En realidad, ahora que lo pienso a fondo, no son los personajes femeninos los que me desagradan, sino las fanáticas de los personajes, entonces, y en esos casos me incluyo cuando me da por ejercitarme, ¡a veces!, como Sarah Connor cuando siempre he sido de naturaleza sedentaria. Las que se cortan el pelo como Amelie Poulain, o las que se disfrazan de femmes fatales sin tener el caché de la Dietrich o la belleza de Rebecca Romijn son para llorar. Pero bueno, personajes femeninos en el cine hay para emular hasta el cansancio, empezando por la ‘rubia tonta’, la bella Marilyn, que de tonta, nada, de atormentada, sí, pero imitar el tormento se vuelve poco atractivo, chicas, en serio, así que es mejor dejar a las divas en su pedestal de belleza y tragedia. ¿Imitarlas? No, prefiero admirarlas. La última ganadora del Oscar por su papel protagónico en Blue Jasmine, Cate Blanchet, es una de esas mujeres a las cuales he seguido en su carrera actoral: me sorprendió en Elizabeth y en Diario de un escándalo, agregó una fan a su lista. Y por supuesto debo mencionar a mi mujer ídolo a la hora de actuar, la perfecta Jodi Foster, que logra pasar de la maravillosa ‘paz y amor’ a una loca reprimida y violenta en Carnage, del maestro Roman Polanski (a él sí admito que lo amo, sin tapujos, al diablo, lo diré en otro texto, pero lo amo, aunque soy muy vieja para él).
¿Las amo, entonces, a las mujeres?
Quizá mentí un poco en el título. A algunas sí las amo, a pocas, en realidad, a aquellas dedicadas a la música, a la pintura y a la fotografía. Por lo menos a algunas. A Annie Lennox, exvocalista de Eurythmics, a Natalie Merchant, a Joan Jett, la ‘Dama del Rock’n Roll’. A las pintoras Remedios Varo, Leonora Carrington, Leonor Fini, Dorothea Tanning. En fotografía, amo locamente a la atormentada estadounidense Francesca Woodman, quien se fotografiaba ella misma mientras se fundía con paredes desconchadas, influenciada por otra maravillosa fotógrafa, Deborah Turbeville, de las primeras en plasmar imágenes de moda, pero con cierto aire de truculencia.
Es cierto, pues, no amo a todas las mujeres, pero tampoco las odio, no a todas, por lo menos. Eso diré para aclarar, de una vez por todas, el hecho de que haya publicado, en calidad de editora, un libro llamado Miss O’ginia.
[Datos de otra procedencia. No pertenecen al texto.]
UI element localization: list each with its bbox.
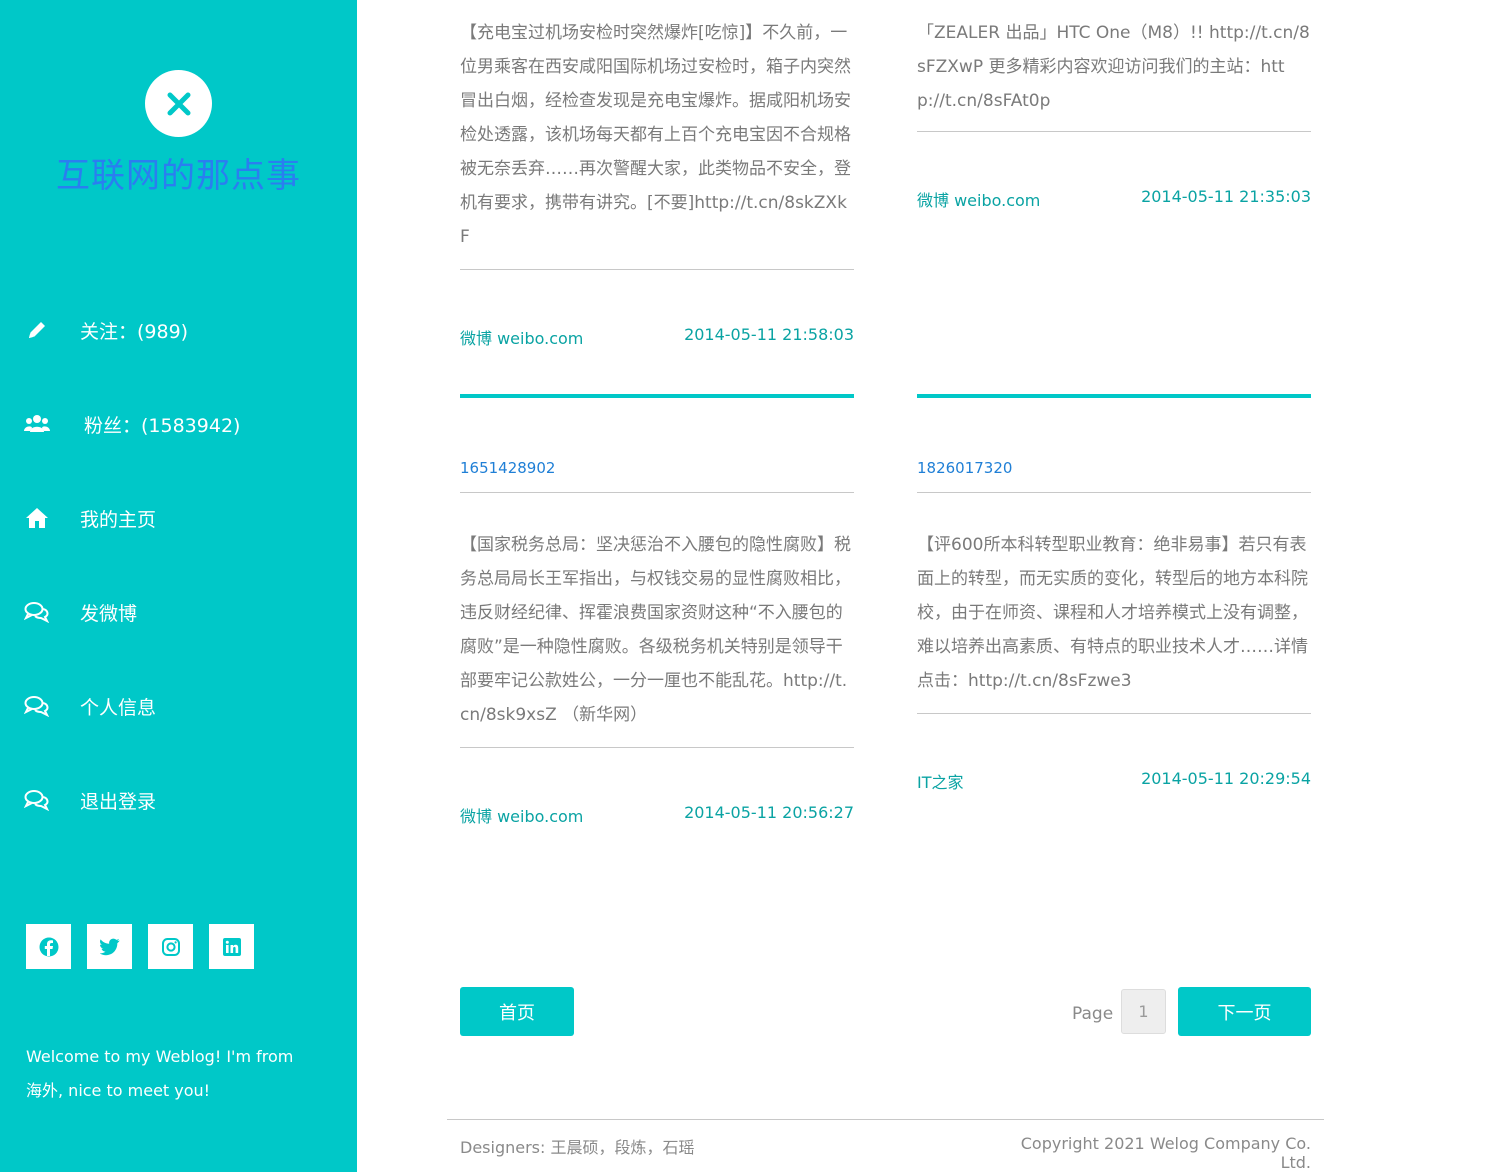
nav-following[interactable]: 关注：(989) <box>24 310 188 350</box>
post-card: 「ZEALER 出品」HTC One（M8）!! http://t.cn/8sF… <box>917 16 1311 211</box>
post-timestamp: 2014-05-11 21:35:03 <box>1141 187 1311 206</box>
pencil-icon <box>24 317 50 343</box>
chat-icon <box>24 599 50 625</box>
site-title[interactable]: 互联网的那点事 <box>0 148 357 197</box>
post-meta: 微博 weibo.com 2014-05-11 21:35:03 <box>917 187 1311 211</box>
footer-designers: Designers: 王晨硕，段炼，石瑶 <box>460 1138 695 1157</box>
post-timestamp: 2014-05-11 21:58:03 <box>684 325 854 344</box>
nav-followers-label: 粉丝：(1583942) <box>84 414 241 437</box>
linkedin-button[interactable] <box>209 924 254 969</box>
post-timestamp: 2014-05-11 20:29:54 <box>1141 769 1311 788</box>
nav-profile[interactable]: 个人信息 <box>24 686 156 726</box>
divider <box>917 492 1311 493</box>
post-meta: 微博 weibo.com 2014-05-11 20:56:27 <box>460 803 854 827</box>
footer-divider <box>447 1119 1324 1120</box>
nav-home[interactable]: 我的主页 <box>24 498 156 538</box>
post-card: 1651428902 【国家税务总局：坚决惩治不入腰包的隐性腐败】税务总局局长王… <box>460 394 854 827</box>
post-timestamp: 2014-05-11 20:56:27 <box>684 803 854 822</box>
post-top-bar <box>460 394 854 398</box>
home-page-button[interactable]: 首页 <box>460 987 574 1036</box>
twitter-icon <box>99 938 119 955</box>
home-icon <box>24 505 50 531</box>
divider <box>460 492 854 493</box>
sidebar: 互联网的那点事 关注：(989) 粉丝：(1583942) 我的主页 发微博 个… <box>0 0 357 1172</box>
post-meta: IT之家 2014-05-11 20:29:54 <box>917 769 1311 793</box>
close-icon <box>167 92 190 115</box>
facebook-icon <box>39 937 58 956</box>
page-number-input[interactable] <box>1121 989 1166 1034</box>
nav-home-label: 我的主页 <box>80 508 157 531</box>
nav-logout[interactable]: 退出登录 <box>24 780 156 820</box>
nav-followers[interactable]: 粉丝：(1583942) <box>24 404 240 444</box>
nav-post-weibo[interactable]: 发微博 <box>24 592 137 632</box>
post-text: 【国家税务总局：坚决惩治不入腰包的隐性腐败】税务总局局长王军指出，与权钱交易的显… <box>460 535 851 725</box>
welcome-message: Welcome to my Weblog! I'm from 海外, nice … <box>26 1047 294 1100</box>
nav-following-label: 关注：(989) <box>80 320 189 343</box>
twitter-button[interactable] <box>87 924 132 969</box>
post-author-link[interactable]: 1826017320 <box>917 456 1311 480</box>
close-button[interactable] <box>145 70 212 137</box>
social-links <box>26 924 254 969</box>
post-card: 【充电宝过机场安检时突然爆炸[吃惊]】不久前，一位男乘客在西安咸阳国际机场过安检… <box>460 16 854 349</box>
post-source-link[interactable]: 微博 weibo.com <box>917 187 1040 211</box>
post-meta: 微博 weibo.com 2014-05-11 21:58:03 <box>460 325 854 349</box>
post-source-link[interactable]: 微博 weibo.com <box>460 325 583 349</box>
facebook-button[interactable] <box>26 924 71 969</box>
post-top-bar <box>917 394 1311 398</box>
footer-copyright: Copyright 2021 Welog Company Co. Ltd. <box>1020 1134 1311 1172</box>
nav-logout-label: 退出登录 <box>80 790 157 813</box>
post-author-link[interactable]: 1651428902 <box>460 456 854 480</box>
chat-icon <box>24 693 50 719</box>
nav-post-weibo-label: 发微博 <box>80 602 138 625</box>
post-source-link[interactable]: 微博 weibo.com <box>460 803 583 827</box>
page-label: Page <box>1072 1004 1114 1024</box>
post-text: 「ZEALER 出品」HTC One（M8）!! http://t.cn/8sF… <box>917 23 1310 111</box>
linkedin-icon <box>222 937 241 956</box>
divider <box>460 269 854 270</box>
divider <box>917 131 1311 132</box>
divider <box>917 713 1311 714</box>
instagram-icon <box>161 937 180 956</box>
nav-profile-label: 个人信息 <box>80 696 157 719</box>
chat-icon <box>24 787 50 813</box>
post-source-link[interactable]: IT之家 <box>917 769 964 793</box>
post-text: 【评600所本科转型职业教育：绝非易事】若只有表面上的转型，而无实质的变化，转型… <box>917 535 1308 691</box>
post-card: 1826017320 【评600所本科转型职业教育：绝非易事】若只有表面上的转型… <box>917 394 1311 793</box>
divider <box>460 747 854 748</box>
users-icon <box>24 411 50 437</box>
post-text: 【充电宝过机场安检时突然爆炸[吃惊]】不久前，一位男乘客在西安咸阳国际机场过安检… <box>460 23 851 247</box>
next-page-button[interactable]: 下一页 <box>1178 987 1311 1036</box>
instagram-button[interactable] <box>148 924 193 969</box>
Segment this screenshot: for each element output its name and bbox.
Las mujeres de ese libro no son sino caricaturas de defectos femeninos, algunas divertidas, otras no tanto, mujeres, al fin y al cabo, que terminaron por atormentar a su autor, pero siempre dentro del marco de la ficción, y hasta donde recuerdo, solo una mujer muy estrecha de mente, muy pacata, podría juzgar el contenido de un libro desde la moral y no desde una propuesta estética.
Entonces, no voy a felicitar a las mujeres por serlo, porque yo también lo soy, y no me felicito por ello. No, no les diré feliz día, no me importan las celebraciones comunitarias, pero sí diré algo que suelo pensar día a día: “Que os sea leve la vida, chicas”.